KÜRT PARTİLERİNE ELEŞTİRİ
Öte yandan Kürt partilerinin de bu süreci iyi kavrayamadığını söyleyen Altan Tan, “Onlar da anlaşılır, başarılı ve akıllı bir siyaset ortaya koyamadı. İşte Kürtlerin esas sorunu da budur; yani ortada bir siyaset yok” dedi.
Türkiye güçlerinin Rojava’da adım adım Kürt yerleşim yerlerine girdiğini, Kürdistan Bölgesi topraklarında ise karakollar inşa ettiğini belirten Tan, “Türk askerleri adım adım oralara yerleşmeye çalışıyor, ancak kimse artık silahların zamanının geçtiğini söylemiyor. Pek çok Kürt siyasetçi PKK’ye hiçbir şey söyleyemiyor. ‘Tamam bu süreç sonlandı, Öcalan’ın 2013’te söylediği gibi silahlı mücadele bitti’ diyemiyor” şeklinde konuştu.

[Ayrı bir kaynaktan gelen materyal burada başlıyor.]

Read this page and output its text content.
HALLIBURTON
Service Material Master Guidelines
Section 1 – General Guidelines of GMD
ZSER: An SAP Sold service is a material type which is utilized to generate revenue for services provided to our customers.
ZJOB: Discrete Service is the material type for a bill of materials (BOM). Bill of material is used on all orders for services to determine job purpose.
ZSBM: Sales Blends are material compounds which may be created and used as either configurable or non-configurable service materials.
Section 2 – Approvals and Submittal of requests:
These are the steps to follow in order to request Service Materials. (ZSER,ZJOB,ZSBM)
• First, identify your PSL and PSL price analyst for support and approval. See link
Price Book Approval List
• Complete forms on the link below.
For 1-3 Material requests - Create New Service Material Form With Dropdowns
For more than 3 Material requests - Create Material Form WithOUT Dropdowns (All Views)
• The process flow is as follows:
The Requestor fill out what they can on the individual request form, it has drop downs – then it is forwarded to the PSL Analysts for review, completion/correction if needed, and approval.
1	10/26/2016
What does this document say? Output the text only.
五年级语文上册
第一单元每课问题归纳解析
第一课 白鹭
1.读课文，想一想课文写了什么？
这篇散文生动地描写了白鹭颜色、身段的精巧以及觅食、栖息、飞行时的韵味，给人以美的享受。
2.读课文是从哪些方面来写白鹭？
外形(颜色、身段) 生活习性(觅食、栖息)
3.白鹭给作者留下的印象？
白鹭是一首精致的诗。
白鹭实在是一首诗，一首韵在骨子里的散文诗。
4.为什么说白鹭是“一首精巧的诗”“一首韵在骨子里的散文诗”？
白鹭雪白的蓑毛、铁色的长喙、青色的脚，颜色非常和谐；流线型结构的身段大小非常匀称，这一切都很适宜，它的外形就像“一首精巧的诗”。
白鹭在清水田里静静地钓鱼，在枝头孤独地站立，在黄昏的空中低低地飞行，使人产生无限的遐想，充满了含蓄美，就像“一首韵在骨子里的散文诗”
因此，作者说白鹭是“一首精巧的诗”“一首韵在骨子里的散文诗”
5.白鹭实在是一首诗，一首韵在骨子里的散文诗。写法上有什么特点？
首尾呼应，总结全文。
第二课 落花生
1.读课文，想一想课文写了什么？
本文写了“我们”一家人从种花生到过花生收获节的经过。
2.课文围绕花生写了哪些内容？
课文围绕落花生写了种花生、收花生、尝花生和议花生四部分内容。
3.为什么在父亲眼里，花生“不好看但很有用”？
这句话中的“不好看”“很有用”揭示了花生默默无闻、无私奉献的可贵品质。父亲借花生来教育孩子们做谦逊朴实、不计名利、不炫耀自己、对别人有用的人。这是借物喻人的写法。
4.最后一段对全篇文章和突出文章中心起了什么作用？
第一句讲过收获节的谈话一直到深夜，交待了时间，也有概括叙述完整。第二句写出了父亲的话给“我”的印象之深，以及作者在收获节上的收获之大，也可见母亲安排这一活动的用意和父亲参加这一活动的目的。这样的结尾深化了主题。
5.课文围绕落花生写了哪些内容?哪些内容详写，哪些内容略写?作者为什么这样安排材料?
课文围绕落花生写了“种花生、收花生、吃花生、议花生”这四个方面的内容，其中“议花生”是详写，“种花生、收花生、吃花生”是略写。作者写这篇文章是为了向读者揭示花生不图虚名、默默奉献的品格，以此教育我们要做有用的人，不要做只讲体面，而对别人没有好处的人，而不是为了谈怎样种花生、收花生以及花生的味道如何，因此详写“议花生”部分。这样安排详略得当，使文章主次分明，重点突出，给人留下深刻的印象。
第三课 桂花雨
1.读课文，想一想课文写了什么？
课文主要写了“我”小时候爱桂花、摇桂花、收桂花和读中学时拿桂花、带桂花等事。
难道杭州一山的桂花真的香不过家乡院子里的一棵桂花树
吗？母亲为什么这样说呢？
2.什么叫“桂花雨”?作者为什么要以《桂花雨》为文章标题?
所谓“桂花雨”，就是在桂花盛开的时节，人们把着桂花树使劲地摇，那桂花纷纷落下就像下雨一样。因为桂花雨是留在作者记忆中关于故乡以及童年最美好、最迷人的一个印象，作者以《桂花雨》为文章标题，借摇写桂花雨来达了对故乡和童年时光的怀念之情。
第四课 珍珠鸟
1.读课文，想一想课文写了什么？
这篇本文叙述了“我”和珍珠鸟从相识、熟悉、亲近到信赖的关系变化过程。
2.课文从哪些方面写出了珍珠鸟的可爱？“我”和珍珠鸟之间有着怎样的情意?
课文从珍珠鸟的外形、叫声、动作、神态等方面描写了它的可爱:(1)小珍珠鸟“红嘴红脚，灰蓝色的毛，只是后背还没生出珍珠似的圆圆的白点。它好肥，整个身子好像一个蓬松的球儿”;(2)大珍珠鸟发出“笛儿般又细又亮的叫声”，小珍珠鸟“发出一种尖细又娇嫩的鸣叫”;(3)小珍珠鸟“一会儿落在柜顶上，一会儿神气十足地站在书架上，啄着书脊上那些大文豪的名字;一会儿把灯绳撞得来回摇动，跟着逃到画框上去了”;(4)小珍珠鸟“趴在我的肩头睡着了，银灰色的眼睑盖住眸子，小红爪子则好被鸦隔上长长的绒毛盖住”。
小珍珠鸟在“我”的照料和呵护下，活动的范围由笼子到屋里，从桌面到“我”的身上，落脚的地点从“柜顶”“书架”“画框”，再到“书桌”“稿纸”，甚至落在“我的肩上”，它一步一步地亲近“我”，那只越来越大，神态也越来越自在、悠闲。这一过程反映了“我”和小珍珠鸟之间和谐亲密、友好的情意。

“SİLAH VE DEMOKRASİ AYNI ANDA YÜRÜMEZ”
Kürt sorununun çözümü konusunda 2012-2015 yılları arasında devam eden bir süreç olduğunu, 7 Haziran 2015 genel seçimlerinde HDP’nin 80 milletvekili çıkardığını ve çok sayıda belediyeyi kazandığını söyleyen Tan, sözlerini şöyle sürdürdü:
“Şu anda tüm o kazançlar boşa çıktı, bu kazanımları kaybettik. Örneğin Türkiye devleti ‘PKK var oldukça, bu savaş devam ettikçe ve silah bırakmadıkça hiçbir şey yapmayacağım’ diyor. Ayrıca PKK de bu siyasetiyle hiçbir şey elde edemez. Her iki taraf da siyasetleriyle birbirine destek vermiş oluyor. Yani PKK’nin siyaseti devlet için, devletin siyaseti de PKK için bir bahane unsurudur. Bu nedenle demokratik yolları açmak zorundayız. Silah ve demokrasi aynı anda yürümez. Asıl mühim olan budur. Bu siyaset Rojava siyasetini de Kürdistan Bölgesi siyasetini de olumsuz etkiliyor.”
“ROJAVA VE TÜRKİYE ARASINDA DA DEMOKRATİK SİYASET YÜRÜTÜLMELİ”
Diğer yandan Kürdistan Bölgesi sınırlarındaki PKK siyasetini ve hareketliliğini eleştiren Altan Tan, şunları belirtti:
“Bu siyaset yüzde 100 yanlıştır. PKK ne düşünüyor? PKK, ‘KDP yanımızda dursun, birlikte olalım, Türkiye’ye karşı savaşalım” mı diyor? Kürt güçleri Kerkük’ü bile koruyamadı. Yarın öbür gün Türk askerleri Erbil, Zaho, Duhok ya da Süleymaniye’ye gelse kim bunu durdurabilir. Bu yanlış bir siyaset. Türkiye’yle savaşmakla hiçbir şey çözülmez. Demokrasi ve hukuk yolları gözeterek tüm Kürtlerin Kürdistan Bölgesi’nin yanında durması gerekir. Her şey yerli yerine oturmalı, ardından Rojava ve Türkiye demokratik yollarla adım adım siyaset yürütülmelidir. Asıl siyaset budur.”